X_train = df_train.copy().drop(columns = ['TARGET'])
X_test = df_test.copy()

# Scale each feature to 0-1
scaler = MinMaxScaler(feature_range = (0, 1))
scaler.fit(X_train)
X_train = scaler.transform(X_train)
X_test = scaler.transform(X_test)

print('Training data shape: ', X_train.shape)
print('Testing data shape: ', X_test.shape)

In [None]:
df_X_train = pd.DataFrame(X_train, columns = df_train.columns[0:-1])

In [None]:
df_X_test = pd.DataFrame(X_test, columns = df_test.columns)

In [None]:
df_X_train.head()

# 3. Under-sampling

#### b. Random Under-Sampling

We want a sub-sample of our dataframe with a 50/50 ratio with regards to our classes. <br>
Then the next step we will implement is to shuffle the data to see if our models can maintain a certain accuracy everytime we run this script.

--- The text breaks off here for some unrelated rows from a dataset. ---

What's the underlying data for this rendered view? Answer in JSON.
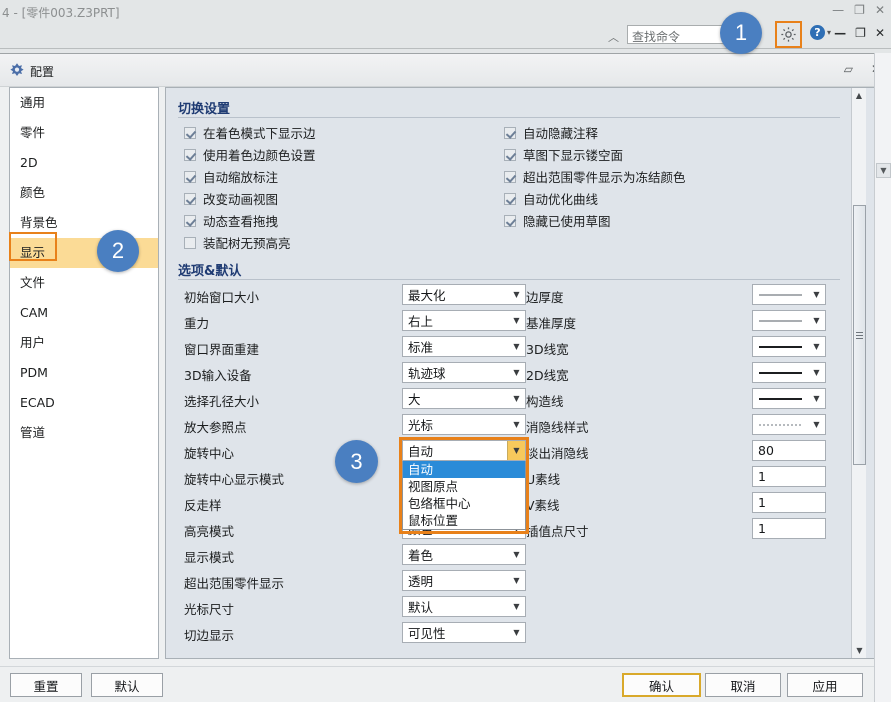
{
  "app": {
    "title": "4 - [零件003.Z3PRT]",
    "search_value": "查找命令",
    "window_buttons_top": [
      "—",
      "❐",
      "✕"
    ],
    "window_buttons_sub": [
      "—",
      "❐",
      "✕"
    ],
    "gear_icon": "gear-icon",
    "help_icon": "?",
    "caret": "▾",
    "chevron_up": "︿"
  },
  "dialog": {
    "title": "配置",
    "comment_icon": "▱",
    "close_icon": "✕"
  },
  "sidebar": {
    "items": [
      {
        "label": "通用",
        "selected": false
      },
      {
        "label": "零件",
        "selected": false
      },
      {
        "label": "2D",
        "selected": false
      },
      {
        "label": "颜色",
        "selected": false
      },
      {
        "label": "背景色",
        "selected": false
      },
      {
        "label": "显示",
        "selected": true
      },
      {
        "label": "文件",
        "selected": false
      },
      {
        "label": "CAM",
        "selected": false
      },
      {
        "label": "用户",
        "selected": false
      },
      {
        "label": "PDM",
        "selected": false
      },
      {
        "label": "ECAD",
        "selected": false
      },
      {
        "label": "管道",
        "selected": false
      }
    ]
  },
  "sections": {
    "toggle_title": "切换设置",
    "options_title": "选项&默认"
  },
  "checkboxes_left": [
    {
      "label": "在着色模式下显示边",
      "checked": true
    },
    {
      "label": "使用着色边颜色设置",
      "checked": true
    },
    {
      "label": "自动缩放标注",
      "checked": true
    },
    {
      "label": "改变动画视图",
      "checked": true
    },
    {
      "label": "动态查看拖拽",
      "checked": true
    },
    {
      "label": "装配树无预高亮",
      "checked": false
    }
  ],
  "checkboxes_right": [
    {
      "label": "自动隐藏注释",
      "checked": true
    },
    {
      "label": "草图下显示镂空面",
      "checked": true
    },
    {
      "label": "超出范围零件显示为冻结颜色",
      "checked": true
    },
    {
      "label": "自动优化曲线",
      "checked": true
    },
    {
      "label": "隐藏已使用草图",
      "checked": true
    }
  ],
  "fields_left": [
    {
      "label": "初始窗口大小",
      "value": "最大化",
      "type": "combo"
    },
    {
      "label": "重力",
      "value": "右上",
      "type": "combo"
    },
    {
      "label": "窗口界面重建",
      "value": "标准",
      "type": "combo"
    },
    {
      "label": "3D输入设备",
      "value": "轨迹球",
      "type": "combo"
    },
    {
      "label": "选择孔径大小",
      "value": "大",
      "type": "combo"
    },
    {
      "label": "放大参照点",
      "value": "光标",
      "type": "combo"
    },
    {
      "label": "旋转中心",
      "value": "自动",
      "type": "combo-open"
    },
    {
      "label": "旋转中心显示模式",
      "value": "",
      "type": "combo-hidden"
    },
    {
      "label": "反走样",
      "value": "",
      "type": "combo-hidden"
    },
    {
      "label": "高亮模式",
      "value": "颜色",
      "type": "combo"
    },
    {
      "label": "显示模式",
      "value": "着色",
      "type": "combo"
    },
    {
      "label": "超出范围零件显示",
      "value": "透明",
      "type": "combo"
    },
    {
      "label": "光标尺寸",
      "value": "默认",
      "type": "combo"
    },
    {
      "label": "切边显示",
      "value": "可见性",
      "type": "combo"
    }
  ],
  "fields_right": [
    {
      "label": "边厚度",
      "value": "",
      "type": "linestyle",
      "style": "thin-gray"
    },
    {
      "label": "基准厚度",
      "value": "",
      "type": "linestyle",
      "style": "thin-gray"
    },
    {
      "label": "3D线宽",
      "value": "",
      "type": "linestyle",
      "style": "thick-black"
    },
    {
      "label": "2D线宽",
      "value": "",
      "type": "linestyle",
      "style": "thick-black"
    },
    {
      "label": "构造线",
      "value": "",
      "type": "linestyle",
      "style": "thick-black"
    },
    {
      "label": "消隐线样式",
      "value": "",
      "type": "linestyle",
      "style": "dotted-gray"
    },
    {
      "label": "淡出消隐线",
      "value": "80",
      "type": "text"
    },
    {
      "label": "U素线",
      "value": "1",
      "type": "text"
    },
    {
      "label": "V素线",
      "value": "1",
      "type": "text"
    },
    {
      "label": "插值点尺寸",
      "value": "1",
      "type": "text"
    }
  ],
  "dropdown": {
    "for_field": "旋转中心",
    "options": [
      {
        "label": "自动",
        "active": true
      },
      {
        "label": "视图原点",
        "active": false
      },
      {
        "label": "包络框中心",
        "active": false
      },
      {
        "label": "鼠标位置",
        "active": false
      }
    ]
  },
  "footer": {
    "reset_label": "重置",
    "default_label": "默认",
    "ok_label": "确认",
    "cancel_label": "取消",
    "apply_label": "应用"
  },
  "callouts": [
    {
      "number": "1"
    },
    {
      "number": "2"
    },
    {
      "number": "3"
    }
  ],
  "colors": {
    "accent_orange": "#e8811a",
    "badge_blue": "#4a7fc1",
    "selection_blue": "#2a8bd8",
    "sidebar_highlight": "#fbdb96",
    "section_heading": "#1f3b73",
    "panel_bg": "#dfe4ea",
    "amber_button": "#f7c95c"
  }
}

Warning: The main issue with "Random Under-Sampling" is that we run the risk that our classification models will not perform as accurate as we would like to since there is a great deal of information loss.

In [None]:
df_train['TARGET'].value_counts()

* There are 24,825 cases of Default in our dataset so we can randomly get 24,825 cases of non-Default to create our new sub dataframe.
* We concat the 24,825 cases of Default and non-Default, creating a new sub-sample.

In [None]:
df_train = df_X_train # create training dataset with target after scaling
df_train['TARGET'] = y_train

In [None]:
# Lets shuffle the data before creating the subsamples

df_train = df_train.sample(frac=1)

# amount of Default classes 492 rows.
default_df = df_train.loc[df_train['TARGET'] == 1]
non_default_df = df_train.loc[df_train['TARGET'] == 0][:24825]

normal_distributed_df = pd.concat([default_df, non_default_df])

# Shuffle dataframe rows
new_df = normal_distributed_df.sample(frac=1, random_state=42)

In [None]:
print('Shape of Default case: {}'.format(default_df.shape))
print('Shape of Non-Default case: {}'.format(non_default_df.shape))
print('Shape of All cases: {}'.format(new_df.shape))

In [None]:
import seaborn as sns

In [None]:
print('Distribution of the Classes in the subsample dataset')

sns.countplot('TARGET', data=new_df)
plt.title('Equally Distributed Classes', fontsize=14)
plt.show()

#### b. Fit Logistic classifier to examine the result of underfitting

In [None]:
# define training and testing data
y_train = new_df['TARGET']

X_train = new_df.copy().drop(columns = ['TARGET'])
X_test = df_test.copy()

In [None]:
from sklearn.linear_model import LogisticRegression
from sklearn.model_selection import GridSearchCV

In [None]:
params_log  = { 'C': [0.001, 0.01, 0.1, 1, 10, 100, 1000],
                'penalty': ['l1', 'l2']}

log = LogisticRegression(max_iter=10000)

In [None]:
gs_log = GridSearchCV(log, params_log, cv=5, n_jobs=-1, verbose=1)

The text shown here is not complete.